In other words, the heroes of Jurassic World: Fallen Kingdom are (like the villains of the piece) as dumb as a bag of hammers. It’s hard to feel too much sympathy for anyone on screen when they’re constantly making decisions that will have you shaking your head in disbelief. The only one who seems to have any sense at all is velociraptor trainer Owen Grady (Chris Pratt), who at first doesn’t seem at all concerned that a volcano is about to render the dinosaurs extinct again, an attitude the movie seems to view in a negative way (for some reason).
The plot concocted by screenwriters Colin Trevorrow and Derek Connolly is a colossal miscalculation. Claire is called to the estate of Sir Benjamin Lockwood (James Cromwell), John Hammond’s former partner, and is approached by Lockwood’s right hand man Eli Mills (Rafe Spall) with a mission: Join a group of soldiers, led by the obviously evil Ken Wheatly (Ted Levine), to safely transfer the dinosaurs from Isla Nublar to a much safer neighboring island. Of course, nothing it what it seems. The soldiers are actually mercenaries who are tasked with not taking the dinosaurs to another island, but rather to the Lockwood estate where they’re to be auctioned off to a bunch of mean rich people.
This is all thanks to Mills, who’s been entrusted with Lockwood’s fortune and making it last after Lockwood dies. He’s created a very modern and high-tech laboratory in the basement of Lockwood’s estate (which features a convenient supply of toxic gas for no reason other than it comes into play in the plot later) and is conducting experiments down there with mad scientist Henry Wu (BD Wong) that even Lockwood (for some unexplained reason) doesn’t know about. Also thrown into the mix is Lockwood’s granddaughter Maisie (Isabella Sermon), who’s harboring a secret that is beyond absurd, and who exists just so the film can put a child in peril.
Director J.A. Boyana tries to bring a tone to the proceedings that is far different from anything in the previous Jurassic movies. In terms of tone and visual look, this is a very dark film, with scenes that wouldn’t be too out of place in a horror movie, and much of them taking place in underlit interiors during dark and stormy nights. The film’s opening scene showed some promise with this approach (it is, hands down, the best scene in the movie), but soon the movie suffers greatly from it. There’s no joy or wonder or excitement or sense of adventure here. This is just a dark and dour and dreary film in which dumb people are constantly running from CGI monsters, and are occasionally eaten.
A lot of the time, the characters have no one but themselves to blame for the sticky situations they find themselves in. One character gets trapped in a cage with a very scary new breed of dinosaur called the Endoraptor, and that’s because said character voluntarily got into the cage with the beast just to pull out its teeth (don't even ask). There is actually a moment where our heroes have to decide whether or not to release the dinosaurs into America as a way of saving them, giving very little thought to the millions of people who would be endangered if they did (the outcome of this scene had me wanting to punch a hole through the screen).

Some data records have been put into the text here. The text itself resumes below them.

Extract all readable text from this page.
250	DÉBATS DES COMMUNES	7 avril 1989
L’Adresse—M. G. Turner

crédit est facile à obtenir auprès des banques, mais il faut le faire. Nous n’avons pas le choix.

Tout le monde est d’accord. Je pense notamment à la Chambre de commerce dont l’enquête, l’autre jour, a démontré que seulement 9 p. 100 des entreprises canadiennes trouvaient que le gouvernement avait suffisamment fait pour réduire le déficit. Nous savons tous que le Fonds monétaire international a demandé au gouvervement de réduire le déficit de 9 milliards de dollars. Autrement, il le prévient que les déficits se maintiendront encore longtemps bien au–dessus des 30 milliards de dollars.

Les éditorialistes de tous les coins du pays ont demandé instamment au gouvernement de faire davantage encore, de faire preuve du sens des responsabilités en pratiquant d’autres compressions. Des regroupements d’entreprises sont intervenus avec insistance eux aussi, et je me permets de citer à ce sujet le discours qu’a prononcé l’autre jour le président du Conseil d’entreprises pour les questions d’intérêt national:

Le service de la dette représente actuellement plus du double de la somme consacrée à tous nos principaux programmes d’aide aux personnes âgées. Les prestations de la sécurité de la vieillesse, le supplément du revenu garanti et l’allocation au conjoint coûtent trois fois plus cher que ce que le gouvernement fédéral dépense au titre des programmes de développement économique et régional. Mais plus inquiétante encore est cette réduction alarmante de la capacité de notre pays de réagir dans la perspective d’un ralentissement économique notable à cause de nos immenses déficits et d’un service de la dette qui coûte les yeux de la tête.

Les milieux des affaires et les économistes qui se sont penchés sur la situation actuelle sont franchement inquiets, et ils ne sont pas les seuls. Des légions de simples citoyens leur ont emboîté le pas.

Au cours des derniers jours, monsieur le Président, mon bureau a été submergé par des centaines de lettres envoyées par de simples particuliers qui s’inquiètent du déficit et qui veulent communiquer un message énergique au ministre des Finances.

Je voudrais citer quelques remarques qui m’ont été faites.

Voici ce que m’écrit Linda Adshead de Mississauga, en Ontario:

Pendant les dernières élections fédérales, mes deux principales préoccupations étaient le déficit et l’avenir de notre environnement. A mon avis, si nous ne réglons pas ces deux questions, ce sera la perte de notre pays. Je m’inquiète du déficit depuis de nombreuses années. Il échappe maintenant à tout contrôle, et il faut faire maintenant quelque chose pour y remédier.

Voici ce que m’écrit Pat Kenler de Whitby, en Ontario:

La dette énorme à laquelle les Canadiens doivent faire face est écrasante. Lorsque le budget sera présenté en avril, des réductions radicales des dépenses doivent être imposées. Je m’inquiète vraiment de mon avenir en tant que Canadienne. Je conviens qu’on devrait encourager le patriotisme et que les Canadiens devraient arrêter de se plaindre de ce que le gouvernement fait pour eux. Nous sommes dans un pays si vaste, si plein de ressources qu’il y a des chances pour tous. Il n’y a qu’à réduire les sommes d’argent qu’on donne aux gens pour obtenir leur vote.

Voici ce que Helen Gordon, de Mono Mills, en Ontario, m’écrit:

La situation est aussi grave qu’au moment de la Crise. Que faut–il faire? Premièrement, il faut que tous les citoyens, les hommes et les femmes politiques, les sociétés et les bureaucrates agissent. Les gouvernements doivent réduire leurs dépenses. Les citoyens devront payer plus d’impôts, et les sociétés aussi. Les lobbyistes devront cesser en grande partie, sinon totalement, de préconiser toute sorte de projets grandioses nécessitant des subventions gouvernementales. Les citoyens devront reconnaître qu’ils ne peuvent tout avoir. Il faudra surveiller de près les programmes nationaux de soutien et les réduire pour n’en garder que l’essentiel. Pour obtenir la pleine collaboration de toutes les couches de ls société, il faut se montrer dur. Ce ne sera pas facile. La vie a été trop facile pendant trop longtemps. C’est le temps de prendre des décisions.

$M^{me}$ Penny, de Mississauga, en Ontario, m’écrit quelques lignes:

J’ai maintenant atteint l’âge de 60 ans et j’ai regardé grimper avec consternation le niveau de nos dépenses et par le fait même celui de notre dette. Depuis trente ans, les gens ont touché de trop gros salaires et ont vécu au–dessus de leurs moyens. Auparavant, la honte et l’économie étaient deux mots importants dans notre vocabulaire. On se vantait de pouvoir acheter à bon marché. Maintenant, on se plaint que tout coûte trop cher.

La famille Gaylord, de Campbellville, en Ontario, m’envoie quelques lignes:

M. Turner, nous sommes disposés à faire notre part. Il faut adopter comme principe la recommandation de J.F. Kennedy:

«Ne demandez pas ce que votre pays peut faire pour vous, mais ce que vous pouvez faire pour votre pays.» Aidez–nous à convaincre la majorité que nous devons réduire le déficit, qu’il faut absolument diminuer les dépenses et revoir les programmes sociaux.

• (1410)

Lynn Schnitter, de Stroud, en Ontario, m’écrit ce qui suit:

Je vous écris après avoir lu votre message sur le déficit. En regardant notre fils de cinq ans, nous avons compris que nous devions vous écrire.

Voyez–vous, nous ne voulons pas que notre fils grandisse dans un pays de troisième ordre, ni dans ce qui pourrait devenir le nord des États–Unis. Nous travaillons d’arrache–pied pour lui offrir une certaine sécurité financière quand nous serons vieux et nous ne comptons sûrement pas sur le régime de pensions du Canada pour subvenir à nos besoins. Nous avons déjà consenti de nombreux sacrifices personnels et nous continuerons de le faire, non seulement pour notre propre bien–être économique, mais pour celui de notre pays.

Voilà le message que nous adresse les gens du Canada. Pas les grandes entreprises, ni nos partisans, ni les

Each new decision made by the screenwriters keeps getting worse as the movie plods on. Mills’ motivation to weaponize the dinosaurs is a direct rip-off of the first film (and many other movies, if we’re being honest). The velociraptor Blue returns, but he’s more of a crutch for the screenwriters every time they write themselves into a corner, showing up to save our heroes whenever hope seems lost. Yes, Jeff Goldblum’s Ian Malcolm returns, but his appearance is just a cameo to bookend the movie. Instead, the movie gives more screen time to Claire’s two very annoying assistants, paleo-veterinarian Dr. Zee (Daniella Pineda) and the scared-of-everything computer hacker Franklin (Justice Smith). They’re supposed to be the comic relief, but they are anything but funny.
Jurassic World: Fallen Kingdom is such a depressing experience that if Hollywood decides to release a third film, I would have no desire to see it. Not even the presence of the always charming Chris Pratt would draw me to it, even though he’s easily the best thing about this movie. Yes, the special-effects are really good here (there’s one memorable but very heavy-handed shot of a dinosaur being swallowed up by a pyroclastic cloud), but so what? They were really good in the other movies as well. Although it has its haters, I will continue to embrace the original Jurassic World as a terrific popcorn movie until the day I die. Jurassic World: Fallen Kingdom, however, is one of the very worst movies of 2018.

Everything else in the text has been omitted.